B. Registrasi Pengajuan Keberatan
- Pemohon mengajukan keberatan ke Petugas Layanan Informasi dengan mengisi formulir keberatan.
- Formulir paling kurang memuat:
- nomor pendaftaran pengajuan keberatan;
- nomor pendaftaran permintaan Informasi Publik;
- tujuan penggunaan Informasi Publik;
- identitas lengkap Pemohon Informasi Publik yang mengajukan keberatan atau kuasanya;
- alasan pengajuan keberatan;
- waktu pemberian tanggapan atas keberatan yang diisi oleh Petugas Pelayanan Informasi;
- nama dan tanda tangan Pemohon Informasi Publik yang mengajukan keberatan atau kuasanya; dan
- nama dan tanda tangan Petugas Layanan Informasi yang menerima pengajuan keberatan.
- Petugas Layanan Informasi harus memberikan tanda bukti penerimaan keberatan kepada Pemohon Informasi Publik atau kuasanya.
- Dalam hal Pemohon Informasi Publik datang langsung dan merupakan Penyandang Disabilitas maka dapat dibantu oleh Petugas Layanan Informasi dalam pengisian formulir keberatan.

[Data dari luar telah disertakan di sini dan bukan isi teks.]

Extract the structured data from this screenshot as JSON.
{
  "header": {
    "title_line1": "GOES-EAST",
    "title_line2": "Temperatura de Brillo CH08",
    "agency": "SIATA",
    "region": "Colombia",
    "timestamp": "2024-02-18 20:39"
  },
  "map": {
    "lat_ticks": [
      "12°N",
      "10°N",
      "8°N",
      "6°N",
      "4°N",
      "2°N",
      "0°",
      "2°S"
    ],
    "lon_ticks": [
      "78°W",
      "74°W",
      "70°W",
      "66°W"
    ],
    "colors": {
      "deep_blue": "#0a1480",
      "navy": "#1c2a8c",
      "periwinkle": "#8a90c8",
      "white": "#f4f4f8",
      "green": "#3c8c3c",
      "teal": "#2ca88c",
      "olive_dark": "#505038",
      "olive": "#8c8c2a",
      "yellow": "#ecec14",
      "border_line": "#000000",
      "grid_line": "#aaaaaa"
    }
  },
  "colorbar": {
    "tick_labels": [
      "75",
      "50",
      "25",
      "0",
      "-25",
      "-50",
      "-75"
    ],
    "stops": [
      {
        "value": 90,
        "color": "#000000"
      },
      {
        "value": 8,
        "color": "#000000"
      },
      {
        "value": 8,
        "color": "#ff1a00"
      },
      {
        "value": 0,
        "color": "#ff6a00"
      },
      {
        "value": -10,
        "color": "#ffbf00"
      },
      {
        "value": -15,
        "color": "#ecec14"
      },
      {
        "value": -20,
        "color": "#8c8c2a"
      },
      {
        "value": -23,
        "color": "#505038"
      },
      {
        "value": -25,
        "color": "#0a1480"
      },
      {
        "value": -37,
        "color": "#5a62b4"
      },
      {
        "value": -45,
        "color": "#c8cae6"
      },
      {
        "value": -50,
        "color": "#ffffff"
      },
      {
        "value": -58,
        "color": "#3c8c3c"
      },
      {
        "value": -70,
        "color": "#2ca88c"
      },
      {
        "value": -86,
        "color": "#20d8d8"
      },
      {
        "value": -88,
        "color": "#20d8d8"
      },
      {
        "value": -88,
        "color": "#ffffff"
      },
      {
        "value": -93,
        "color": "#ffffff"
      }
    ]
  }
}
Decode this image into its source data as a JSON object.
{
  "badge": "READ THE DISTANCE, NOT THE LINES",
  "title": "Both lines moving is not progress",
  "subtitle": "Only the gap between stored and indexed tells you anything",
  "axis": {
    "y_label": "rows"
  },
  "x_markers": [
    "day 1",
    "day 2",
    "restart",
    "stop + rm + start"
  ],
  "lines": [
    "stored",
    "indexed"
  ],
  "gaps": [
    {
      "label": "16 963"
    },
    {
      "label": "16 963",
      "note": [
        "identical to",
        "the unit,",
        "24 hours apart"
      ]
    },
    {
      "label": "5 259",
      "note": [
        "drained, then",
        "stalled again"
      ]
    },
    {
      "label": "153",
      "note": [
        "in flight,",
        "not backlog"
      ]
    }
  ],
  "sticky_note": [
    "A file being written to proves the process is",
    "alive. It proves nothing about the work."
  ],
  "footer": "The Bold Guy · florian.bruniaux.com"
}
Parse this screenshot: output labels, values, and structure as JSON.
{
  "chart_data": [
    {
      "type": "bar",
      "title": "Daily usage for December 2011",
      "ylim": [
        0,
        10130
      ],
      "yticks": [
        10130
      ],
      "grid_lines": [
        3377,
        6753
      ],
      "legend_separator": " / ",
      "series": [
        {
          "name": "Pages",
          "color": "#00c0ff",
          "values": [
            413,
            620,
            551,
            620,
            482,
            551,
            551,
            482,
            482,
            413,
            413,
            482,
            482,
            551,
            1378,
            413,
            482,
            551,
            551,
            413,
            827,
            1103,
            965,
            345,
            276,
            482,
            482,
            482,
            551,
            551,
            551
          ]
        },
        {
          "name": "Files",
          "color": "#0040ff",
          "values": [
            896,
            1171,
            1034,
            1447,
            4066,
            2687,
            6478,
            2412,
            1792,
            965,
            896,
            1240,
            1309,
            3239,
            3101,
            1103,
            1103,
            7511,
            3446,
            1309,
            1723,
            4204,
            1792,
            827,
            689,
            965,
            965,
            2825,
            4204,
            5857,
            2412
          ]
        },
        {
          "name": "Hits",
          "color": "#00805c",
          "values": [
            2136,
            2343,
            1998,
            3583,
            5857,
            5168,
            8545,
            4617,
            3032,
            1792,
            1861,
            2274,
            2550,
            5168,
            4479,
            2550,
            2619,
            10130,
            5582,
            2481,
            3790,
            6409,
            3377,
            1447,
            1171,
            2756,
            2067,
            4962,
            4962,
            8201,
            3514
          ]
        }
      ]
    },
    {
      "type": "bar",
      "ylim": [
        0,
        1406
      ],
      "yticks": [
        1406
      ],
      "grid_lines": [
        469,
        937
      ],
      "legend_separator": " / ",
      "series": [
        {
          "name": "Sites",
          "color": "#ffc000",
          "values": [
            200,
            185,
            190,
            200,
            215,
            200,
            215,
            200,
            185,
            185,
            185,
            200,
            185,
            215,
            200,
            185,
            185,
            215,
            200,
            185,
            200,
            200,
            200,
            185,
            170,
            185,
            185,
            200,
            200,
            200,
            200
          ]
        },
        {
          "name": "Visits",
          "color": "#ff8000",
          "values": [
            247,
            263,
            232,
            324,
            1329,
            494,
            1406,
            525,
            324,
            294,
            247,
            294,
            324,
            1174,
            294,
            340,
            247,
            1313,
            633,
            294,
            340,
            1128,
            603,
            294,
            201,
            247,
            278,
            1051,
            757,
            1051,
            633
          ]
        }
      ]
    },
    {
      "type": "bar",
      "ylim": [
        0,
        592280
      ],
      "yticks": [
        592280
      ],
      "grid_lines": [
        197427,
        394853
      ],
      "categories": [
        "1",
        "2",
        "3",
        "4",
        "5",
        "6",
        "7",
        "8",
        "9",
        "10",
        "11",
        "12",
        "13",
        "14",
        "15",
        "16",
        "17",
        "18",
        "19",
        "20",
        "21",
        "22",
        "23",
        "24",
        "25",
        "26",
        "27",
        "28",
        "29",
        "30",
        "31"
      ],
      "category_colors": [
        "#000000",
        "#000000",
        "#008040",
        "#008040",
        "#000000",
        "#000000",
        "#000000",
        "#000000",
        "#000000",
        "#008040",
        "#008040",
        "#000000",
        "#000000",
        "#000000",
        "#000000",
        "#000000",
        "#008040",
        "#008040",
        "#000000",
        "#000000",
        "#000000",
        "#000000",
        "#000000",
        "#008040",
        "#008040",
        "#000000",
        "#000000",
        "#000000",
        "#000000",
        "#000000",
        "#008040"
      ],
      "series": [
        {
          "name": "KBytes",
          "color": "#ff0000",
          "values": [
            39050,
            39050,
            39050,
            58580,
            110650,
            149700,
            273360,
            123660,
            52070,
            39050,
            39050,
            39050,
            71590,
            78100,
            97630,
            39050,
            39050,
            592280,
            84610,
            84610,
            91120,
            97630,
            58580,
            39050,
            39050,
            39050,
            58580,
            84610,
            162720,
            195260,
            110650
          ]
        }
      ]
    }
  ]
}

- Petugas Layanan Informasi wajib memberikan nomor pendaftaran keberatan setelah Pemohon Informasi Publik mengisi formulir keberatan.
- Petugas Layanan Informasi harus memberikan Salinan formulir keberatan sebagai tanda terima pengajuan keberatan.
- Petugas Layanan Informasi wajib menyimpan Salinan formulir keberatan yang telah diberikan nomor pendaftaran sebagai tanda bukti pengajuan keberatan.
- PPID dibantu Petugas Layanan Informasi wajib mencatat pengajuan keberatan dalam register keberatan sebagaimana tercantum dalam Lampiran IX Pedoman dan meneruskannya kepada Atasan PPID dalam waktu paling lambat 1 (satu) Hari sejak permohonan diajukan.
- Register keberatan sebagaimana dimaksud pada angka 8 paling kurang memuat:
- nomor registrasi pengajuan keberatan;
- tanggal diterimanya keberatan;
- identitas lengkap Pemohon Informasi Publik yang mengajukan keberatan dan/atau kuasanya;
- nomor pendaftaran permintaan Informasi Publik;
- Informasi Publik yang diminta;
- tujuan penggunaan Informasi;
- alasan pengajuan keberatan;
- alasan penolakan/pemberian; dan
- hari dan tanggal pemberian tanggapan atas keberatan.